次日,胡二爷果然带周三前来。周三满脸虬髯,面色如铁,穿着紧身衣裤。酒过数巡,周三对张太华说:“刚才胡二弟转达了您的心意,事情我已尽知。但这些狐妖党羽众多,难以好言相劝,难免动用武力。请允许我暂居您家,这点小事不敢推辞。”张太华转念一想:赶走一只狐妖,又来一只狐妖,这不是以暴易暴吗?于是犹豫不敢立刻答应。周三早已看透他的心思,说:“不必害怕,我与其他狐妖不同,且与您有善缘,请勿怀疑。” 张太华这才答应。周三又叮嘱:“明日请您带家人关紧房门坐在室内,切勿喧哗。”张太华回家后,尽数照办。不久听见庭院中传来激烈的打斗声,过了许久才平静。开门查看,台阶上血迹斑斑;台阶下有几颗碗盏大小的小狐狸头;再看为周三准备的房间,他正端坐在里面,拱手笑道:“承蒙重托,妖狐已被荡平。”从此,周三便住在张太华家,主客相处融洽。
他们在差役家中设席宴请胡二爷。
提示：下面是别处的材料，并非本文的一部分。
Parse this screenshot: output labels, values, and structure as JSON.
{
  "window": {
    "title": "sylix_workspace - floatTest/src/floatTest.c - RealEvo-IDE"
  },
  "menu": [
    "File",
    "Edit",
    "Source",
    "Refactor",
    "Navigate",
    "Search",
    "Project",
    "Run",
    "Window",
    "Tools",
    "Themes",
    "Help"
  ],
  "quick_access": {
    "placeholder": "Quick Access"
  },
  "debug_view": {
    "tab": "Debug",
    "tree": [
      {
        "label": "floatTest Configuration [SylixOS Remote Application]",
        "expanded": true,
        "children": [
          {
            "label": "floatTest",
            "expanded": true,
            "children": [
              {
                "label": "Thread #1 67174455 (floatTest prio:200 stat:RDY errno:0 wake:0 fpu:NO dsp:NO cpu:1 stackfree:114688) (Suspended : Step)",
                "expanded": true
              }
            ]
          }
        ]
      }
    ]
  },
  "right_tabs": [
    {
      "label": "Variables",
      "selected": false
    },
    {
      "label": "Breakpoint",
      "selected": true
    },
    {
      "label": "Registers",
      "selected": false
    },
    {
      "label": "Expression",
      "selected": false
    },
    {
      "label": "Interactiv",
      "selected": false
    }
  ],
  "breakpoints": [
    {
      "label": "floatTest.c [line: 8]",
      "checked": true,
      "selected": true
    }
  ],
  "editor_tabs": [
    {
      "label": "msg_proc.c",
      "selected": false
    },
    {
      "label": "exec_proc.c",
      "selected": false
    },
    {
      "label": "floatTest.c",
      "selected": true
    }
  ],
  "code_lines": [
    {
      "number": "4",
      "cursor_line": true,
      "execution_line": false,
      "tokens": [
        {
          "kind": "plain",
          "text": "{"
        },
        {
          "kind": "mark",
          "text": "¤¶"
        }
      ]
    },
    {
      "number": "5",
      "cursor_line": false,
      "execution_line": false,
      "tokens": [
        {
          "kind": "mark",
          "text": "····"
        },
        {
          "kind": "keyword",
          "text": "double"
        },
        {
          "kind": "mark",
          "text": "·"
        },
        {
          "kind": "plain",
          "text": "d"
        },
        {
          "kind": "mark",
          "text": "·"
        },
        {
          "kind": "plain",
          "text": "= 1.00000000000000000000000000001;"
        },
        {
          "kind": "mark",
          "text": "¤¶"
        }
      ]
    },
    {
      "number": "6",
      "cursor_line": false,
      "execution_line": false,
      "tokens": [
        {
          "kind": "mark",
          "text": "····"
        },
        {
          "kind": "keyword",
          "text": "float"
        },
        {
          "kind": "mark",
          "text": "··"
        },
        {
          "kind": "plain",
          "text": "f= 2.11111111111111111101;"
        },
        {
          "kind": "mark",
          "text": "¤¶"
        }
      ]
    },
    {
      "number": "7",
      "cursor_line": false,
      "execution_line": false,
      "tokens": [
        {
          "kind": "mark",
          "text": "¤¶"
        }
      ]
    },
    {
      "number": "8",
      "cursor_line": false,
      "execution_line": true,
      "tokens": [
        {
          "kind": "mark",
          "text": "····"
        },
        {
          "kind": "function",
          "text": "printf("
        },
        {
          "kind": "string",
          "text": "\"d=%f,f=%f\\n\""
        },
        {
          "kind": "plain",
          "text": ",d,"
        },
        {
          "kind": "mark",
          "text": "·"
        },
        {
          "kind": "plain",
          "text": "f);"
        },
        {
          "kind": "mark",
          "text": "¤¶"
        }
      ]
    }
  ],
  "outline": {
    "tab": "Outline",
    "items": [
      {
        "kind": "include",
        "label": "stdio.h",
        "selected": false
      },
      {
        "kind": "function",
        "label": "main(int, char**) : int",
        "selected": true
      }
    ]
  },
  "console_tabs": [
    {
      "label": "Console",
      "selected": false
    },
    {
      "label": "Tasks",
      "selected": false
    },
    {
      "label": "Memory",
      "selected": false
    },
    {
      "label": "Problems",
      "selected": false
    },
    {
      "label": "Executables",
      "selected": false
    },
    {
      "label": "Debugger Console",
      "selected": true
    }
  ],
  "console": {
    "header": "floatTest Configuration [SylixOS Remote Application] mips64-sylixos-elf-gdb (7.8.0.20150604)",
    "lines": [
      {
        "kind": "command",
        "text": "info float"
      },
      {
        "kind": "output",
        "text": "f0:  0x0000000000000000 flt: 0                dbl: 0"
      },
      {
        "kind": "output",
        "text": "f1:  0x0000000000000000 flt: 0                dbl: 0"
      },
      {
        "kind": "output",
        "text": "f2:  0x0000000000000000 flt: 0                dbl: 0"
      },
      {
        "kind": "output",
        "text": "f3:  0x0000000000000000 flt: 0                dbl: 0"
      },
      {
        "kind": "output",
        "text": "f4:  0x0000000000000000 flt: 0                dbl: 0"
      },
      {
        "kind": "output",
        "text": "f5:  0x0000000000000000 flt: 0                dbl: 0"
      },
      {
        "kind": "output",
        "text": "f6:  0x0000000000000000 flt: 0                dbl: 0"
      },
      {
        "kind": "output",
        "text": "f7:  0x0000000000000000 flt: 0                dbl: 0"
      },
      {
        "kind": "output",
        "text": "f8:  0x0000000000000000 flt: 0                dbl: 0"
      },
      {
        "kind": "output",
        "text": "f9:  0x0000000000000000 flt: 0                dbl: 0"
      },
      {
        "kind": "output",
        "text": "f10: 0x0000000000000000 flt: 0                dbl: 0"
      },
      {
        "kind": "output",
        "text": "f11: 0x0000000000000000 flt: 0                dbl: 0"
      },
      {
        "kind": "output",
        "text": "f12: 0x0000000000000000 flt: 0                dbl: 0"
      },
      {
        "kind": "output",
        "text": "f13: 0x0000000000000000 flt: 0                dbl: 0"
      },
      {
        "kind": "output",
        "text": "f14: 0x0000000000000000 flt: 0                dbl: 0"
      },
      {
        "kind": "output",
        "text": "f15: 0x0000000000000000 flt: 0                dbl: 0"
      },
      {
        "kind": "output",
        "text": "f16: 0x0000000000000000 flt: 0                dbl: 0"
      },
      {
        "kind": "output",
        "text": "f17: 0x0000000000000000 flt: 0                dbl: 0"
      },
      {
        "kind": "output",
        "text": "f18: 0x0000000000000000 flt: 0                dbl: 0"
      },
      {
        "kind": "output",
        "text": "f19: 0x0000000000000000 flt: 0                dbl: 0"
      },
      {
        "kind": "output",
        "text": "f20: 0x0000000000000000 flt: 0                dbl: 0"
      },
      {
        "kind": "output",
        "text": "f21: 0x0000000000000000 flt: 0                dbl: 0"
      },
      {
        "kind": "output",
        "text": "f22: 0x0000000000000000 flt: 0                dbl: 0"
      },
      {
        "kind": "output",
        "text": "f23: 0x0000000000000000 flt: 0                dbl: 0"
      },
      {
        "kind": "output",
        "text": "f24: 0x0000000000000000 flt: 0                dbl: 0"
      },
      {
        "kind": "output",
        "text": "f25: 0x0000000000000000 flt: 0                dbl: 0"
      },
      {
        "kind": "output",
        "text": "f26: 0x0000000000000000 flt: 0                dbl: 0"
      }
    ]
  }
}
胡二爷到来后,与众人揖让敬酒,举止和常人无异。张太华说明来意,胡二爷说:“我早已知晓,但无法为您效力。我有个朋友周三,寄居在岳庙,应该能降伏狐妖,我代为求情。” 张太华大喜,再三感谢。胡二爷临走时与他约定,次日在岳庙东边设宴,张太华答应下来。
次日,胡二爷果然带周三前来。周三满脸虬髯,面色如铁,穿着紧身衣裤。酒过数巡,周三对张太华说:“刚才胡二弟转达了您的心意,事情我已尽知。但这些狐妖党羽众多,难以好言相劝,难免动用武力。请允许我暂居您家,这点小事不敢推辞。”张太华转念一想:赶走一只狐妖,又来一只狐妖,这不是以暴易暴吗?于是犹豫不敢立刻答应。周三早已看透他的心思,说:“不必害怕,我与其他狐妖不同,且与您有善缘,请勿怀疑。” 张太华这才答应。周三又叮嘱:“明日请您带家人关紧房门坐在室内,切勿喧哗。”张太华回家后,尽数照办。不久听见庭院中传来激烈的打斗声,过了许久才平静。开门查看,台阶上血迹斑斑;台阶下有几颗碗盏大小的小狐狸头;再看为周三准备的房间,他正端坐在里面,拱手笑道:“承蒙重托,妖狐已被荡平。”从此,周三便住在张太华家,主客相处融洽。